ABSTRACT

Literature abounds on the incipient demise of the family in advanced industrial societies, but children continue to be born and raised by adult members of these societies. Somehow, then, the institution’s function is fulfilled; families continue to exist. Why the pessimism? Clearly, the form families have taken and the constellation of values and roles centered on biosocial reproduction have undergone drastic transformation. The social consensus on what families are and ought to be, so strong in the 1950s and before, has weakened. If a stability of expectations around the social norms and roles relevant to any societal function is the hallmark of its institutionalization, then one can advance the view that the family as the institution concerned with the biosocial reproduction of society is in a state of flux.
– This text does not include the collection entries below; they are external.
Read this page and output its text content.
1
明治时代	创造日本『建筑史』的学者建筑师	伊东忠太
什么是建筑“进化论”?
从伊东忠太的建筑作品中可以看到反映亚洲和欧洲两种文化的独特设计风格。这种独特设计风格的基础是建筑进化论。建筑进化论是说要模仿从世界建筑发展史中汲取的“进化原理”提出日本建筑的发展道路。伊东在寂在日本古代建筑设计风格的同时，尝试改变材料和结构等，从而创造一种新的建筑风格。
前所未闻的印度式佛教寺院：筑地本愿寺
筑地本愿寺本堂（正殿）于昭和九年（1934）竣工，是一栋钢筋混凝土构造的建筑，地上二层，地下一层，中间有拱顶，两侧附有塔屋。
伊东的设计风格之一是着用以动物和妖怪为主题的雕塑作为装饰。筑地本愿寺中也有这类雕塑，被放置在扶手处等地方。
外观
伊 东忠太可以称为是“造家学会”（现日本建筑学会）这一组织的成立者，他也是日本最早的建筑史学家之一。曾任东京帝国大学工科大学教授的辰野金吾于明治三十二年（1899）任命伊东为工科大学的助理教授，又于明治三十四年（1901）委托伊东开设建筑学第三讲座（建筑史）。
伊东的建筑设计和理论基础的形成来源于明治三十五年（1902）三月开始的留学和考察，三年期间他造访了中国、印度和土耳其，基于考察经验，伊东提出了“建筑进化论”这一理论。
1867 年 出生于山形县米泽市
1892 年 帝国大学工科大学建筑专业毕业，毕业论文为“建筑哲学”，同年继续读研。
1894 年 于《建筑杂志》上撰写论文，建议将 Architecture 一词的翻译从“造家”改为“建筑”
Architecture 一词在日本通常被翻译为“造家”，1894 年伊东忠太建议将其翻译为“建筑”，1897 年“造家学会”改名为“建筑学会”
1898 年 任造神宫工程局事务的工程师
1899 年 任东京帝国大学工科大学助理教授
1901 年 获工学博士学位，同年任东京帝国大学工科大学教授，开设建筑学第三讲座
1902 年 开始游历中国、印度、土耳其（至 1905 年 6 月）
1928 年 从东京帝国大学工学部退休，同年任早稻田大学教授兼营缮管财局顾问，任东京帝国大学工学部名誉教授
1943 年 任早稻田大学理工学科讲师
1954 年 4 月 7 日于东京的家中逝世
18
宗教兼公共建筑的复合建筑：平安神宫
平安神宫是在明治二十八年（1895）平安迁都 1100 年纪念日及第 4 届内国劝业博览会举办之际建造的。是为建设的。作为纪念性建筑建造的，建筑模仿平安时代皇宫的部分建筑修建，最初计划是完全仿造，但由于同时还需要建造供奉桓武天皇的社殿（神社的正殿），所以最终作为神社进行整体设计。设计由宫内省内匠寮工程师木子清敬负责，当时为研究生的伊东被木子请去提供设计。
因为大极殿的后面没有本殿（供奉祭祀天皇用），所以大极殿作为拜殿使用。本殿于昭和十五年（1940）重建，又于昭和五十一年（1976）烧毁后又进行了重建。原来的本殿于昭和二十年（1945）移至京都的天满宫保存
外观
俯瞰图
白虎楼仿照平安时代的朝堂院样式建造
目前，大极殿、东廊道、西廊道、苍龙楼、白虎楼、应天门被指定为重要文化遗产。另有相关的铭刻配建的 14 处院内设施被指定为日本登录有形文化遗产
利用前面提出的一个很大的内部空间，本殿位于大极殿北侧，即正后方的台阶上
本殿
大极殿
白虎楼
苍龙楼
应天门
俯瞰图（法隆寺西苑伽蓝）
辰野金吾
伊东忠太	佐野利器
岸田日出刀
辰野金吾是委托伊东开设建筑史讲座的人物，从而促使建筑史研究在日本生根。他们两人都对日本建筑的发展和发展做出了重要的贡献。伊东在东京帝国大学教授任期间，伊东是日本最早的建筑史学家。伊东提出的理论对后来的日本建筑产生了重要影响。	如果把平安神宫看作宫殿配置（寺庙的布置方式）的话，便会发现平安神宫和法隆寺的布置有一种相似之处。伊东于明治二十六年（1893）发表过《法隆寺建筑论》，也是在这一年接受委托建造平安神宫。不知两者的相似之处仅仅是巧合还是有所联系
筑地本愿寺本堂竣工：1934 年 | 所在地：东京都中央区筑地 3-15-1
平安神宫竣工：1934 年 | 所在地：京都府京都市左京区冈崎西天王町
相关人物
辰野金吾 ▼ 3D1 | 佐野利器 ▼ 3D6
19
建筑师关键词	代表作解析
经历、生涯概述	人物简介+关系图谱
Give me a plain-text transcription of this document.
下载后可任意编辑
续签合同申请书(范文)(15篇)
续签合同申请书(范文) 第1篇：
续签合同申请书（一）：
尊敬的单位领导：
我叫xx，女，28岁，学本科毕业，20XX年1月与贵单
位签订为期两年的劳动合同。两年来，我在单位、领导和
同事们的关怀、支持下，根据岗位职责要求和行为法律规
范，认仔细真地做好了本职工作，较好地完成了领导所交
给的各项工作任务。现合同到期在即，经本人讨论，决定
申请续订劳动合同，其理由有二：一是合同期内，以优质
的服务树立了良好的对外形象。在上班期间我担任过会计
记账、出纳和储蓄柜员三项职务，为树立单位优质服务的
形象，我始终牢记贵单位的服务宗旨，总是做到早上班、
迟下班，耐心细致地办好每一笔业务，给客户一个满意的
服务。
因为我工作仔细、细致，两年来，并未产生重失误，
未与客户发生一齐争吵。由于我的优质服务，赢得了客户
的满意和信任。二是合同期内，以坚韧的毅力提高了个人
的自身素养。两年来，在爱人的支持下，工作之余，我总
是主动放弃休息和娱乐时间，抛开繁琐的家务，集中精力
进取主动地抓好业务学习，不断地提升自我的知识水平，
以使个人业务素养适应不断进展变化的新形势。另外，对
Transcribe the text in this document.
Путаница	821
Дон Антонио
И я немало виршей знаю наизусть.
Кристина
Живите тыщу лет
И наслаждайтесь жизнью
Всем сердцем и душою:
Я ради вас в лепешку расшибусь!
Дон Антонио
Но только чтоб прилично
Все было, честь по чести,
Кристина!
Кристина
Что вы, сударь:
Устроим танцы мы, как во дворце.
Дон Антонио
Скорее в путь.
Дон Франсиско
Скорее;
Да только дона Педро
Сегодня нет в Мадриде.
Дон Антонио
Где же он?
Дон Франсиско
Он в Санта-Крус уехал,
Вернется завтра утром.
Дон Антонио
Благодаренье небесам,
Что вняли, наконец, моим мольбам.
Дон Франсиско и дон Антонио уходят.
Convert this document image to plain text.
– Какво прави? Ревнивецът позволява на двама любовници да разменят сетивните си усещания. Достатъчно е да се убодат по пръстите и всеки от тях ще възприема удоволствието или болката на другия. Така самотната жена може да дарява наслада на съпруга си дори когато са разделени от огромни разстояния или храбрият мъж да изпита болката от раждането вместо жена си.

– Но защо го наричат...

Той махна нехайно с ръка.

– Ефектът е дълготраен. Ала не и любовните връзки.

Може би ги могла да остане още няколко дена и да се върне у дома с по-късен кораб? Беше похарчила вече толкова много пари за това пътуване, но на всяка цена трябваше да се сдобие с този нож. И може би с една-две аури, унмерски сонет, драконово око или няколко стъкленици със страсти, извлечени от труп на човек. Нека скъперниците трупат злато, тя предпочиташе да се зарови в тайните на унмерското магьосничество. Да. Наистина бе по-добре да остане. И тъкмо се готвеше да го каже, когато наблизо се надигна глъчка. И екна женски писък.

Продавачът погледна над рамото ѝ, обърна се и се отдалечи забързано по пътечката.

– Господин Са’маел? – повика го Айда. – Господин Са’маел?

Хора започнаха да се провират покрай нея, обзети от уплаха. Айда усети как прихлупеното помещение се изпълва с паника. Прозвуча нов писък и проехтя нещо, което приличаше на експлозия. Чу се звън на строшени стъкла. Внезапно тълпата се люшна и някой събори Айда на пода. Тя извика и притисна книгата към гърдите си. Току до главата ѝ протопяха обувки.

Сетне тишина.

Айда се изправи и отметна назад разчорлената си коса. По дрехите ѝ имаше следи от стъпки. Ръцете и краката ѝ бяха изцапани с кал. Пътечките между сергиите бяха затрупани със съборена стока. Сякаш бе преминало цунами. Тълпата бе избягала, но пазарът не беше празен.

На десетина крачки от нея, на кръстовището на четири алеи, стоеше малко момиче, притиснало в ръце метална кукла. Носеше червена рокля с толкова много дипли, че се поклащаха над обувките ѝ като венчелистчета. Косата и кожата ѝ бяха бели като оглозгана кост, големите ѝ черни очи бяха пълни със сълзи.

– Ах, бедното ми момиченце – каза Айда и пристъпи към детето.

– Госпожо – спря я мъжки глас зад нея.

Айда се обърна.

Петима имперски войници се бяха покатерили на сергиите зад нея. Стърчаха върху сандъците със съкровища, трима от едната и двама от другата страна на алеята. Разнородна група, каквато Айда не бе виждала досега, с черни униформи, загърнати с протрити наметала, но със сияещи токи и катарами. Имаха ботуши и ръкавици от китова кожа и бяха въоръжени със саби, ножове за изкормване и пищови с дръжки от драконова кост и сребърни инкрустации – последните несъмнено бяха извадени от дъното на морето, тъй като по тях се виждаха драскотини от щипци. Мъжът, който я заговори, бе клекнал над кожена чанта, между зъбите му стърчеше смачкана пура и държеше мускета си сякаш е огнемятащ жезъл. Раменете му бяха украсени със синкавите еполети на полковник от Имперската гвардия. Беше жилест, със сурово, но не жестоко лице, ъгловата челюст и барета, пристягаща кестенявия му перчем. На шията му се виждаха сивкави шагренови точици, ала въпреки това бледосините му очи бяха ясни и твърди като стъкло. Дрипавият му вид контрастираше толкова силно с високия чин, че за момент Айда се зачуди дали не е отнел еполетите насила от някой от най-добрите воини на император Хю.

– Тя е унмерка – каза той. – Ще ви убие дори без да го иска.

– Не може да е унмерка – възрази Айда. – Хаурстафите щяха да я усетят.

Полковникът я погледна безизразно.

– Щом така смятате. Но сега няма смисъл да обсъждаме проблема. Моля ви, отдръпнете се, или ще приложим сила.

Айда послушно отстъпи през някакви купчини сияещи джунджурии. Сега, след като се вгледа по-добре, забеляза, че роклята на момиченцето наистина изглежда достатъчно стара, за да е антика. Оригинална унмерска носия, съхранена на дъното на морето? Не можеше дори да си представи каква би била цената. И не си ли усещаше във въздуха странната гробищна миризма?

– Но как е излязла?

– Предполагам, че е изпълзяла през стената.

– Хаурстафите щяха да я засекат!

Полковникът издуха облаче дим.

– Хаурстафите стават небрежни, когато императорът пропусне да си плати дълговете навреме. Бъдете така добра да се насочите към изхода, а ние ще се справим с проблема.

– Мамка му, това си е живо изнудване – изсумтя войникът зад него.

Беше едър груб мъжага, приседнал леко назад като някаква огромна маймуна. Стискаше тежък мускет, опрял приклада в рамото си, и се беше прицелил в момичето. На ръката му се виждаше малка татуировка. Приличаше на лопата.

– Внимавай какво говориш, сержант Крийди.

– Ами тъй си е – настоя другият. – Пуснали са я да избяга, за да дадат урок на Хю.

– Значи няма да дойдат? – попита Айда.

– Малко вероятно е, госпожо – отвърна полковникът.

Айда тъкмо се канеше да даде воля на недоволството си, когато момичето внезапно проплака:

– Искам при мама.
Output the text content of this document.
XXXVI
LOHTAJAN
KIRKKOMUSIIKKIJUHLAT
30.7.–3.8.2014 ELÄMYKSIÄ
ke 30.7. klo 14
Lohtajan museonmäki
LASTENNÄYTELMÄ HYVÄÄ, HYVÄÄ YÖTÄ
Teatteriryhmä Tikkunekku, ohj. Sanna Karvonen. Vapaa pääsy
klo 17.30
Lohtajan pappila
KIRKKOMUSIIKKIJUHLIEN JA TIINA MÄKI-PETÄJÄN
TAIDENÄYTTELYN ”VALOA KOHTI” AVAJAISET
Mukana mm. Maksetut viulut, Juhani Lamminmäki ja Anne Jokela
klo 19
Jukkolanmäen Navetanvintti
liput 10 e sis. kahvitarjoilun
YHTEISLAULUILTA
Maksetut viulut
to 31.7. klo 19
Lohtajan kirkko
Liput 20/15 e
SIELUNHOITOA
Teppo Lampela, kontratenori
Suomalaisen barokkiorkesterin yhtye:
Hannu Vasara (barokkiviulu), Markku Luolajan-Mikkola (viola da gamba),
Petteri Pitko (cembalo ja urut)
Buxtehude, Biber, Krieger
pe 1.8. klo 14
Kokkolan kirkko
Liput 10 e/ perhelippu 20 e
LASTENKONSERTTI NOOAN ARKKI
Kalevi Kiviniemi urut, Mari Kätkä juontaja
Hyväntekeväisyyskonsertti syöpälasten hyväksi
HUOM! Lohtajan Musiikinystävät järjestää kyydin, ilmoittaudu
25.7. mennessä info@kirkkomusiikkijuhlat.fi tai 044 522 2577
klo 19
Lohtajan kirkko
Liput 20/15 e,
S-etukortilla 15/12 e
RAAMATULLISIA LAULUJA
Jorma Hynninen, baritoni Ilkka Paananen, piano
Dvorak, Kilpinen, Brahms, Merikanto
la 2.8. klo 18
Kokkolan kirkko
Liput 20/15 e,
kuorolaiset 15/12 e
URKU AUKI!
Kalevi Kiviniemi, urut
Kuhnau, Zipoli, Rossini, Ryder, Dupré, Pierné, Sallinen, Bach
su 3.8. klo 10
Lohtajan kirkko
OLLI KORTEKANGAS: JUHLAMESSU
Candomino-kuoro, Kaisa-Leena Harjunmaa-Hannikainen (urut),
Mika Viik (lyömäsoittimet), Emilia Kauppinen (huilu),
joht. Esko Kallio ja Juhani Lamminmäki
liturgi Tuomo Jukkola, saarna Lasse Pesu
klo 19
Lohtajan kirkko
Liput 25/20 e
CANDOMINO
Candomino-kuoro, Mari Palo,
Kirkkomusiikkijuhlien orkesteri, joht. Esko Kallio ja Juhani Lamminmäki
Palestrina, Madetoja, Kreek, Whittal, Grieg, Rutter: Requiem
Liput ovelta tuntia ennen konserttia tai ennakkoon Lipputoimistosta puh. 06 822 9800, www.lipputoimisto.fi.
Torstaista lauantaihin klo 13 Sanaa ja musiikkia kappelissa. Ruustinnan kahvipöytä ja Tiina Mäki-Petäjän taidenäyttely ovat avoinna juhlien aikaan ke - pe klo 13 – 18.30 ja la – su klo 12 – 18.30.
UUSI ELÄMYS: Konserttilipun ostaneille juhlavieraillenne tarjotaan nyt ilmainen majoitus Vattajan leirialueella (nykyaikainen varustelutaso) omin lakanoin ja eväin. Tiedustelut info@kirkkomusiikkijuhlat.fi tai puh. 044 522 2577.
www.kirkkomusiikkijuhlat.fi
The reasons for this situation are multiple and complex. Among them are the changes in the social and economic position of women occasioned by the increase in women’s level of education and employment and the liberalization of the laws on marriage and divorce, which have given women more freedom of choice in matrimonial and reproductive matters. But other cultural and demographic trends have contributed to the weakening of the social consensus on the values and norms sustaining family roles and prerogatives. My purpose here is to examine the impact of these wider social changes on the familial institution: to treat not only their effects on social understandings of what families are supposed to be but also on the understanding by real families and their members of socially acceptable familial roles and of the norms guiding their relationships and their lives as collectivities.